El Feng Shui es un método chino practicado desde hace milenios que consiste en estudiar los flujos de energía que hay a nuestro alrededor. Teóricamente, todos los objetos emiten una energía que combinada puede hacer que la estancia en un lugar sea más placentera o menos. Si queremos lograr que nuestro espacio de trabajo sea lo más adecuado posible, deberíamos seguir una serie de pautas para lograr un espacio adecuado y positivo para trabajar.

  • La oficina tiene que ser cuadrada: para un correcto movimiento de las energías, el Feng Shui recomienda que el espacio de una habitación sea de forma cuadrada. Si nuestra habitación no lo es, debemos intentar que sea lo más cuadrada posible colocando los muebles en posiciones estratégicas.
  • El escritorio lo más alejado de la puerta: nuestro puesto de trabajo debe estar lo más lejos de la puerta posible y siempre de frente a ella. Con esto logramos transmitir una energía de poder y autoridad a toda persona que entre por la puerta. Si no podemos lograr esto, debemos poner entre nuestro escritorio y la puerta un ser vivo (una planta, una pecera) que absorba la energía procedente de la puerta.

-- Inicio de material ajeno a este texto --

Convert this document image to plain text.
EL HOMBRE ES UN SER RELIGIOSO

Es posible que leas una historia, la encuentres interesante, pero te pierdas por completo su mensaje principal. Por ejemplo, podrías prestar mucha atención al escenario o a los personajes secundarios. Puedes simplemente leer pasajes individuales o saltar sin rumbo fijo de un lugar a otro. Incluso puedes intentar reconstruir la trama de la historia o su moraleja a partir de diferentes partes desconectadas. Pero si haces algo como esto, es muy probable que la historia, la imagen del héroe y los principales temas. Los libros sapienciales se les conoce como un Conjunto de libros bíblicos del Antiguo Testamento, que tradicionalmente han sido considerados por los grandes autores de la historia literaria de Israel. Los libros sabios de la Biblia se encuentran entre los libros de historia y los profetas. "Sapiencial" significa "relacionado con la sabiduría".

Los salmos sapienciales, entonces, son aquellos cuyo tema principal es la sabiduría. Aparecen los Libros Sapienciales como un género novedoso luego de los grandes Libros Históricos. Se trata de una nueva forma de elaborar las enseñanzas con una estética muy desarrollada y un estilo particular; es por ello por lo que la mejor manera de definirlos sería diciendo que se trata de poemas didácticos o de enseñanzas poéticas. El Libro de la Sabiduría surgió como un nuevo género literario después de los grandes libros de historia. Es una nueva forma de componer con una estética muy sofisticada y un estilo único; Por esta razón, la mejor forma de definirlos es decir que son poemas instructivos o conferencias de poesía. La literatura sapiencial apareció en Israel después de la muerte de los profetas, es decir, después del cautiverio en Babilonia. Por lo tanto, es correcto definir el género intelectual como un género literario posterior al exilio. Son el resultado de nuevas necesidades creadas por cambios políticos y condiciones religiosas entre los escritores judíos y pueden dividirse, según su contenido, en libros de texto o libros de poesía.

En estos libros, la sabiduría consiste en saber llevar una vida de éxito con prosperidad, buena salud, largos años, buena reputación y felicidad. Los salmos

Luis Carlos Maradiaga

  • La puerta siempre cerrada: para tener una mayor tranquilidad y armonía, la puerta debe estar siempre cerrada. Esto tiene relación con la forma de nuestra habitación, y con que la gente que entra en nuestro lugar de trabajo no ve nuestro estado desde fuera, con lo que podemos recibirlos de la mejor manera posible (en el caso de que sean clientes).
  • La espalda contra la pared: nuestra silla debe dar siempre la espalda a la pared y nunca debemos estar encima de una viga. De esta manera conseguimos que la energía fluya correctamente por nuestro escritorio.
  • Las plantas son buenas: tener unas cuantas plantas verdes hacen que nuestra creatividad y nuestro humor mejore cada vez que entramos en la habitación. Si alguna planta se marchita o se seca, debemos quitarla inmediatamente.
  • Iluminación: la mejor luz es siempre la del día. Si no se puede conseguir, debemos desechar la idea de utilizar fluorescentes y tener siempre lámparas que nos den una luz amarilla, que nos da los colores más parecidos a los de la luz natural.

A primera vista, los consejos del Feng Shui pueden parecer una tomadura de pelo, pero en realidad no es así, ya que el Feng Shui ha demostrado ser una metodología útil a la hora de decorar espacios, siendo seguido por importantes arquitectos como los que construyeron el Banco de Inglaterra, el Museo Guggenheim de Bilbao o la Ciudad Prohibida de Pekín.